On Sept. 27, The Daily Campus published an article concerning the UConn student section logo’s upcoming redesign. This initiative proved necessary in rather humiliating fashion, as following the Sept. 18 unveiling of the original logo, its striking similarities to that of its North Carolina State counterpart were too noticeable to ignore. Upon receiving backlash, UConn Associate Director of Athletics for Athletic Communications Patrick McKenna noted that “the fallout that ensued from last week’s announcement was embarrassing and we certainly took our lumps.” An understatement, yes, but at least he acknowledged the severity of the situation. Before we move forward, we must determine why this debacle occurred in the first place and devise ways to prevent further incidents of this ilk.
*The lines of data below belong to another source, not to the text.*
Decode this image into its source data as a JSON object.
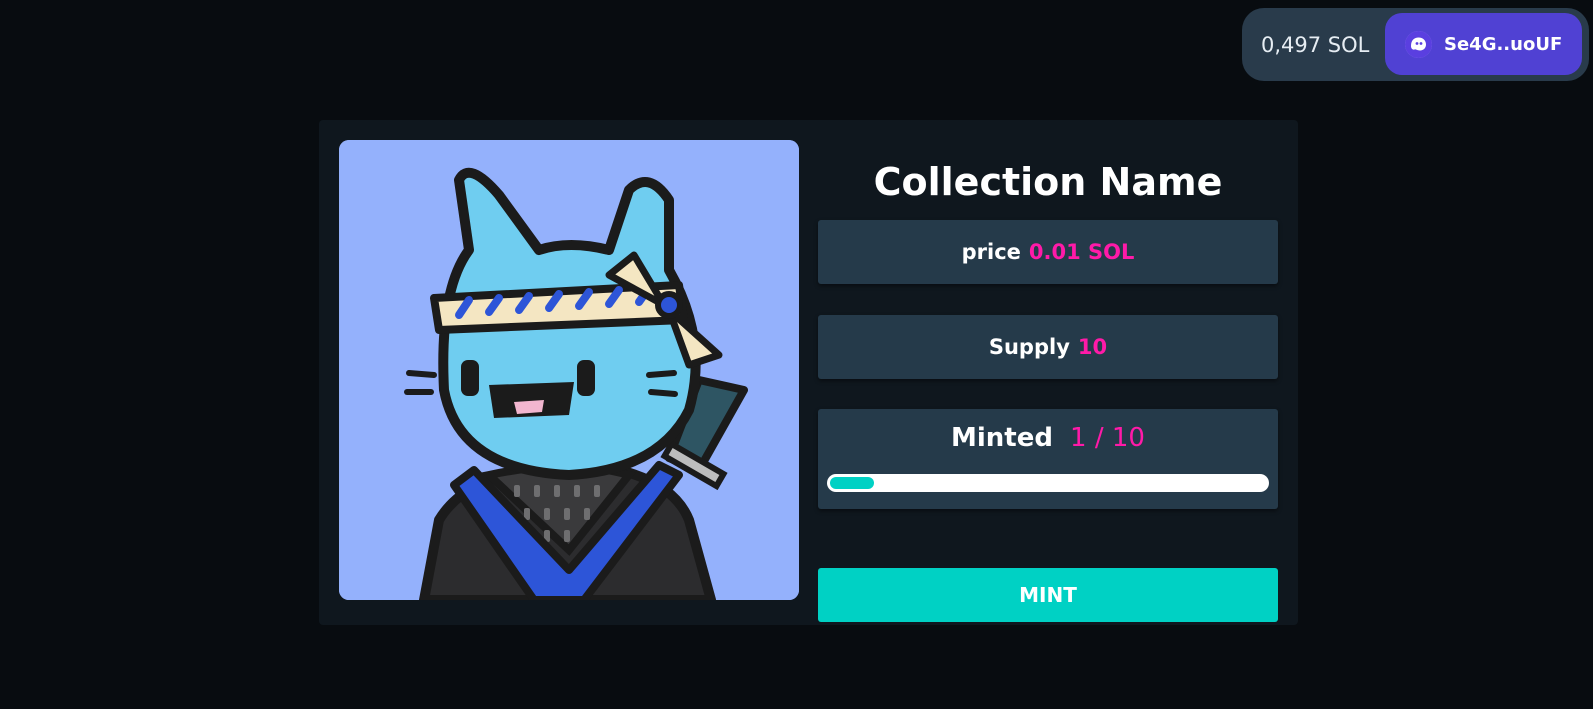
{
  "wallet": {
    "balance": "0,497 SOL",
    "address": "Se4G..uoUF",
    "icon": "phantom-ghost-icon"
  },
  "collection": {
    "name": "Collection Name",
    "image_alt": "Blue ninja cat NFT"
  },
  "stats": {
    "price_label": "price",
    "price_value": "0.01 SOL",
    "supply_label": "Supply",
    "supply_value": "10",
    "minted_label": "Minted",
    "minted_value": "1 / 10",
    "minted_progress": 0.1
  },
  "mint_button": "MINT",
  "colors": {
    "accent": "#ff1aa8",
    "mint": "#00d1c4",
    "wallet": "#5041d3",
    "panel": "#253a4a",
    "background": "#080c10"
  }
}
Obviously the students who designed the logo must take responsibility for their actions. Sure, it’s difficult to produce original designs, especially while under a time crunch and considering that there are so many of them out in the universe. Heck, this copycatting — or in this case, copydogging — might’ve been unintentional, for there’s an off chance that the UConn logo designers didn’t consult any other sources throughout their creative process. But nevertheless this highlights the importance of performing your due diligence before submitting something and characterizing it as your own. While it’s perfectly acceptable and sometimes even constructive to draw inspiration from other sources, copying them entirely is simply inexcusable. Such lazy, dishonest tactics certainly contradict this new logo’s original intent, which was to “enhance the campus spirit.”
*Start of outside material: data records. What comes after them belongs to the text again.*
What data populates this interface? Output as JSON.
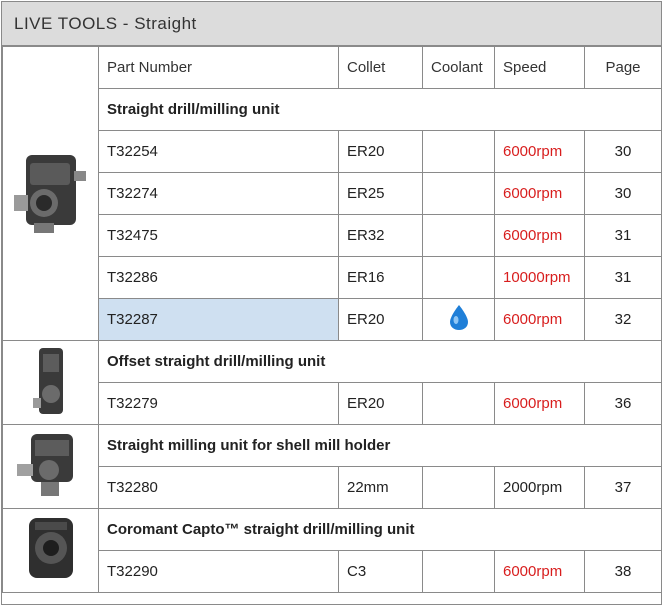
{
  "title": "LIVE TOOLS - Straight",
  "columns": {
    "part": "Part Number",
    "collet": "Collet",
    "coolant": "Coolant",
    "speed": "Speed",
    "page": "Page"
  },
  "groups": [
    {
      "label": "Straight drill/milling unit",
      "rows": [
        {
          "part": "T32254",
          "collet": "ER20",
          "coolant": "",
          "speed": "6000rpm",
          "page": "30"
        },
        {
          "part": "T32274",
          "collet": "ER25",
          "coolant": "",
          "speed": "6000rpm",
          "page": "30"
        },
        {
          "part": "T32475",
          "collet": "ER32",
          "coolant": "",
          "speed": "6000rpm",
          "page": "31"
        },
        {
          "part": "T32286",
          "collet": "ER16",
          "coolant": "",
          "speed": "10000rpm",
          "page": "31"
        },
        {
          "part": "T32287",
          "collet": "ER20",
          "coolant": "coolant-drop-icon",
          "speed": "6000rpm",
          "page": "32"
        }
      ]
    },
    {
      "label": "Offset straight drill/milling unit",
      "rows": [
        {
          "part": "T32279",
          "collet": "ER20",
          "coolant": "",
          "speed": "6000rpm",
          "page": "36"
        }
      ]
    },
    {
      "label": "Straight milling unit for shell mill holder",
      "rows": [
        {
          "part": "T32280",
          "collet": "22mm",
          "coolant": "",
          "speed": "2000rpm",
          "page": "37"
        }
      ]
    },
    {
      "label": "Coromant Capto™ straight drill/milling unit",
      "rows": [
        {
          "part": "T32290",
          "collet": "C3",
          "coolant": "",
          "speed": "6000rpm",
          "page": "38"
        }
      ]
    }
  ],
  "colors": {
    "speed_highlight": "#d81e1e",
    "selected_row": "#cfe0f1",
    "title_bg": "#dcdcdc",
    "coolant_drop": "#1f7fd8"
  }
}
However, UConn’s administrators and professors — who are tasked with defining plagiarism explicitly to their student body — are culpable as well. They lecture students constantly about the consequences of committing text-based plagiarism and use plagiarism trackers that detect instances of stolen text primarily. Given that text is our primary communicative medium and is so prevalent throughout our coursework, such tendencies are understandable. Yet this incident illustrates that “plagiarism” encompasses stealing not only one’s words, but also any expression of their thoughts or ideas (consider photos, videos, music, etc.). And its association with terms like “academic dishonesty” doesn’t help matters, for you probably wouldn’t associate, say, graphical elements with “academic work.” Simply put, university administrators and professors here and nationwide must work harder to prevent plagiarism, too.
Ultimately we’re all obligated to avoid the occurrence of these incidents, for they reflect poorly upon not only those implicated, but also UConn as a whole. We all aspire to protect our pack; perhaps we should also protect our pack from developing a pack mentality.